There is a sweet spot for weight loss:
- too aggressive → lose muscle, plateau faster, feel exhausted, rebound harder
- too soft → you won’t see progress and get discouraged
Calorie counting helps you find that sweet spot so you can lose weight without sacrificing a lot of muscle—the key to looking toned and staying healthy as you age. You don’t have to watch forever, and you don’t even have to watch perfectly. But it’s a powerful tool to help you learn what your body needs.
A great starting point: aim for a 200–300 calorie deficit below your maintenance calories (the amount you would eat to maintain your current weight). This small but steady reduction helps you lose fat while maintaining as much muscle as possible.
Why I prefer counting calories for weight loss
Calorie counting is just a tool – not a punishment, not a rigid diet, and not something to stick to. When used correctly, it is actually less restrictive from meal plans or rule-based approaches like low-carb or “sugar-free” because it leaves room for the foods you actually enjoy.
Tracking gives you clarity. Most women find that some days they were unknowingly overeating and other days they were undereating – a huge reason they feel stuck. Once you see the patterns clearly, correcting them becomes easy.
Many women are surprised by the release of calorie counting because:
- It takes the guesswork out and gets results, often fast.
- It gives you objective information about your body and learn what really works for you and your lifestyle.
- It helps you create a way of eating that you can maintain in the long term.
And, above all, it avoids the extremes in which women are often trapped:
- thinking calorie count = suffer
- bouncing between “all in” dieting or “forget it” binge eating
- or avoiding any structure or calorie tracking altogether leads to frustration.
If you don’t know how many calories you’re keeping, you can’t know how big a deficit you need – or if you’re eating too little, too much or just inconsistently. Without that clarity, you’re just guessing… andguesswork rarely leads to results after 40.
2. Losing weight after 40 requires consistency and patience
Losing weight after 40 is possible if you choose a plan you can stick with long-term – and then trust the process and actually stick with it! One of the biggest reasons women in their 40s struggle with weight loss isn’t that they’re doing things wrong— it’s that they give up too early. Most women expect that weight loss will be quick and that week after week the scale will come down steadily.

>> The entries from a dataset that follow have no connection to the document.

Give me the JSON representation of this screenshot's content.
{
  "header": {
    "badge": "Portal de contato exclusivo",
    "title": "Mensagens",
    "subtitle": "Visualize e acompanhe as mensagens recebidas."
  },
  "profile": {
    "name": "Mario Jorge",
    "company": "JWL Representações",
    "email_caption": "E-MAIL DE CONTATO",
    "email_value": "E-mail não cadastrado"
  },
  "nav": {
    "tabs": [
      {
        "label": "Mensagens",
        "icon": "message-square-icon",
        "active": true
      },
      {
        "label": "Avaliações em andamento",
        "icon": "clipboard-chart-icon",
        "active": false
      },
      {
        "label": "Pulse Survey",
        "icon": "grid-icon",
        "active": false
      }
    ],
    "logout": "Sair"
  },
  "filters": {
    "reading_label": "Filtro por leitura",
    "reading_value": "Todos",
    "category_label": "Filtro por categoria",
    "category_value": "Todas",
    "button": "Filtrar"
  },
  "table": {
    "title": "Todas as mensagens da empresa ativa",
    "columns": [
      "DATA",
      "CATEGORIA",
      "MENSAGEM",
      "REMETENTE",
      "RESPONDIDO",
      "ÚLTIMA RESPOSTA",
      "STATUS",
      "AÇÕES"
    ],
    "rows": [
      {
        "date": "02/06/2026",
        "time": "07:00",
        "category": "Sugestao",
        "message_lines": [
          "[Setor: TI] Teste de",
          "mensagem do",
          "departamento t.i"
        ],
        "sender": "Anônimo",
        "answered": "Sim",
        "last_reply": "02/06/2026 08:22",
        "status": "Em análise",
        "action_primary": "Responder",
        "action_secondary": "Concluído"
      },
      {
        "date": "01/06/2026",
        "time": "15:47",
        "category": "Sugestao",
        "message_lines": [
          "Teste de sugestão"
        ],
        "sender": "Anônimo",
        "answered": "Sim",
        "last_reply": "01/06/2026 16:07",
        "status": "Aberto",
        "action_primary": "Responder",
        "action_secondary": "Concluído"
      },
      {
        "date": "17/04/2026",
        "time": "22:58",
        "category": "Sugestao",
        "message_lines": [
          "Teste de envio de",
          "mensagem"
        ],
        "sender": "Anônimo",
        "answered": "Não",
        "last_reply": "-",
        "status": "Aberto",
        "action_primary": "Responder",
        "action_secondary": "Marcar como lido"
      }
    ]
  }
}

But in reality, weight loss is more like this – with peaks and valleys but an overall downward trend. I have created so many of these charts for my clients and they all look like this – everyone will have peaks and valleys along the way. This is an actual weight loss chart from one of my clients that shows how it works:

Water retention, stress, sleep, your menstrual cycle (even in menopause), sodium, hydration, strength training – these all affect the scale. So you will see:
That’s why I recommend weighing yourself daily and looking at the trend, not the day number. Most women need to change their mindset about the scale – just like counting calories. It is another tool that helps you monitor your body. It’s not stressful and it’s certainly not punishment. If you don’t weigh yourself daily, it’s hard to see this trend and you may decide it’s not working and stop. In reality, you should expect high days – but if you are consistent and follow a good plan, you should expect low days and downtrends as well.
Why “Slow” is the best way to lose weight
Losing weight fast is all the rage right now, and it’s hard to resist when you hear from a friend that she lost 10 pounds in just a few weeks on the latest fad diet. But it comes with disadvantages that matter even more in middle age:
- you lose more muscle
- your metabolism slows down
- you regain weight more easily
- you burn out faster and you can’t stick it.
If you want to look and feel good – and stay strong and healthy into your 50s, 60s and beyond – your goal isn’t just to lose weight. Your goal is to lose fat while maintaining muscle. Inevitably, when you lose weight, you lose muscle (except for some beginners in the first few months of a program). So you need to think very carefully about weight loss because at this age, we want to do everything we can to maintain muscle mass and strength – as well as avoid negative metabolic adjustments after 40 from being too extreme.
And this requires:
- a small calorie deficit (ie 200 calories below maintenance)
- high protein (about 1g per kg of ideal body weight)
- strength training.
If you focus on these things, you will get much better results. Remember, it’s not just about losing weight. It’s to lose it proper way that creates a better shape, builds strength and promotes longevity.
Learn more about the science behind why weight loss gets harder after 40, why most diets fail, and the smartest, slowest, long-term strategy for weight loss over 40 in this video:
3. You need support and accountability for losing weight after 40
This is the part that women underestimate the most.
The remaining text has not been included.